In the present case, PET-CT scanning provided crucial information for diagnosis, since the diagnostic biopsy was performed based on the abnormal findings from the PET-CT scan. A study in 2013 reported that PET-CT scans may be beneficial in making a differential diagnosis between primary intrapulmonary tumours and pulmonary thromboembolism[9]. There have been previous case reports of metastasis or direct invasion to the pulmonary artery from other organs[10]. However, in this case, we found no systemic or imaging findings that indicated the presence of malignancy in other organs.
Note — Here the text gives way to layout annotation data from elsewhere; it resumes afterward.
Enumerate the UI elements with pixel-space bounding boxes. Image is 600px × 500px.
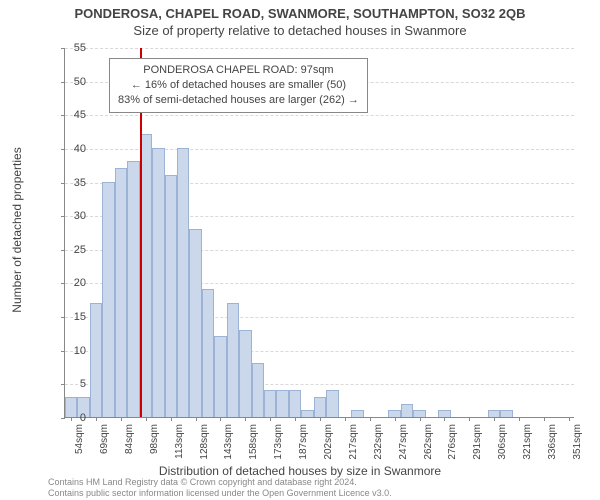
xtick-mark: [96, 417, 97, 421]
xtick-label: 351sqm: [572, 424, 583, 460]
ytick-label: 20: [56, 277, 86, 289]
xtick-label: 158sqm: [248, 424, 259, 460]
ytick-label: 15: [56, 311, 86, 323]
histogram-bar: [202, 289, 214, 417]
xtick-mark: [569, 417, 570, 421]
xtick-label: 262sqm: [423, 424, 434, 460]
footer-attribution: Contains HM Land Registry data © Crown c…: [48, 477, 392, 500]
xtick-label: 84sqm: [124, 424, 135, 454]
ytick-label: 30: [56, 210, 86, 222]
histogram-bar: [214, 336, 226, 417]
xtick-mark: [171, 417, 172, 421]
xtick-label: 276sqm: [447, 424, 458, 460]
xtick-label: 173sqm: [273, 424, 284, 460]
xtick-label: 336sqm: [547, 424, 558, 460]
xtick-label: 187sqm: [298, 424, 309, 460]
histogram-bar: [165, 175, 177, 417]
ytick-label: 25: [56, 244, 86, 256]
histogram-bar: [351, 410, 363, 417]
annotation-line-3: 83% of semi-detached houses are larger (…: [118, 93, 359, 108]
xtick-mark: [270, 417, 271, 421]
xtick-label: 291sqm: [472, 424, 483, 460]
histogram-bar: [289, 390, 301, 417]
ytick-label: 40: [56, 143, 86, 155]
histogram-bar: [314, 397, 326, 417]
xtick-mark: [320, 417, 321, 421]
xtick-label: 306sqm: [497, 424, 508, 460]
histogram-bar: [102, 182, 114, 417]
xtick-mark: [544, 417, 545, 421]
footer-line-2: Contains public sector information licen…: [48, 488, 392, 500]
histogram-bar: [413, 410, 425, 417]
xtick-label: 143sqm: [223, 424, 234, 460]
xtick-mark: [519, 417, 520, 421]
histogram-bar: [488, 410, 500, 417]
histogram-bar: [152, 148, 164, 417]
xtick-mark: [220, 417, 221, 421]
annotation-line-2: ← 16% of detached houses are smaller (50…: [118, 78, 359, 93]
histogram-bar: [264, 390, 276, 417]
histogram-bar: [115, 168, 127, 417]
histogram-bar: [227, 303, 239, 417]
xtick-mark: [420, 417, 421, 421]
xtick-mark: [345, 417, 346, 421]
chart-container: PONDEROSA, CHAPEL ROAD, SWANMORE, SOUTHA…: [0, 0, 600, 500]
histogram-bar: [301, 410, 313, 417]
xtick-label: 113sqm: [174, 424, 185, 459]
xtick-label: 69sqm: [99, 424, 110, 454]
histogram-bar: [388, 410, 400, 417]
chart-title-address: PONDEROSA, CHAPEL ROAD, SWANMORE, SOUTHA…: [0, 0, 600, 21]
ytick-label: 0: [56, 412, 86, 424]
histogram-bar: [90, 303, 102, 417]
annotation-box: PONDEROSA CHAPEL ROAD: 97sqm← 16% of det…: [109, 58, 368, 113]
ytick-label: 55: [56, 42, 86, 54]
histogram-bar: [500, 410, 512, 417]
histogram-bar: [401, 404, 413, 417]
xtick-label: 232sqm: [373, 424, 384, 460]
xtick-mark: [245, 417, 246, 421]
xtick-mark: [395, 417, 396, 421]
xtick-label: 217sqm: [348, 424, 359, 460]
ytick-label: 35: [56, 177, 86, 189]
histogram-bar: [326, 390, 338, 417]
xtick-mark: [444, 417, 445, 421]
xtick-mark: [494, 417, 495, 421]
xtick-label: 202sqm: [323, 424, 334, 460]
xtick-mark: [146, 417, 147, 421]
xtick-label: 54sqm: [74, 424, 85, 454]
xtick-mark: [196, 417, 197, 421]
xtick-mark: [121, 417, 122, 421]
chart-subtitle: Size of property relative to detached ho…: [0, 21, 600, 38]
y-axis-label: Number of detached properties: [10, 147, 24, 312]
annotation-line-1: PONDEROSA CHAPEL ROAD: 97sqm: [118, 63, 359, 78]
plot-inner: 54sqm69sqm84sqm98sqm113sqm128sqm143sqm15…: [64, 48, 574, 418]
ytick-label: 45: [56, 109, 86, 121]
xtick-mark: [370, 417, 371, 421]
histogram-bar: [438, 410, 450, 417]
histogram-bar: [127, 161, 139, 417]
histogram-bar: [252, 363, 264, 417]
histogram-bar: [189, 229, 201, 417]
xtick-label: 98sqm: [149, 424, 160, 454]
xtick-mark: [469, 417, 470, 421]
ytick-label: 50: [56, 76, 86, 88]
xtick-mark: [295, 417, 296, 421]
histogram-bar: [276, 390, 288, 417]
xtick-label: 128sqm: [199, 424, 210, 460]
ytick-label: 10: [56, 345, 86, 357]
xtick-label: 247sqm: [398, 424, 409, 460]
ytick-label: 5: [56, 378, 86, 390]
xtick-label: 321sqm: [522, 424, 533, 460]
footer-line-1: Contains HM Land Registry data © Crown c…: [48, 477, 392, 489]
histogram-bar: [177, 148, 189, 417]
histogram-bar: [239, 330, 251, 417]
plot-area: 54sqm69sqm84sqm98sqm113sqm128sqm143sqm15…: [64, 48, 574, 418]
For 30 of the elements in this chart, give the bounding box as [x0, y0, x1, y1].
Our conclusion is that non-small-cell carcinoma can be confined within the pulmonary arteries and that clinicians should maintain high clinical suspicion of intraluminal primary tumours in patients with a filling defect in the pulmonary artery without any underlying risk factors for pulmonary thromboembolism and worsening of the symptoms despite appropriate anticoagulation therapy.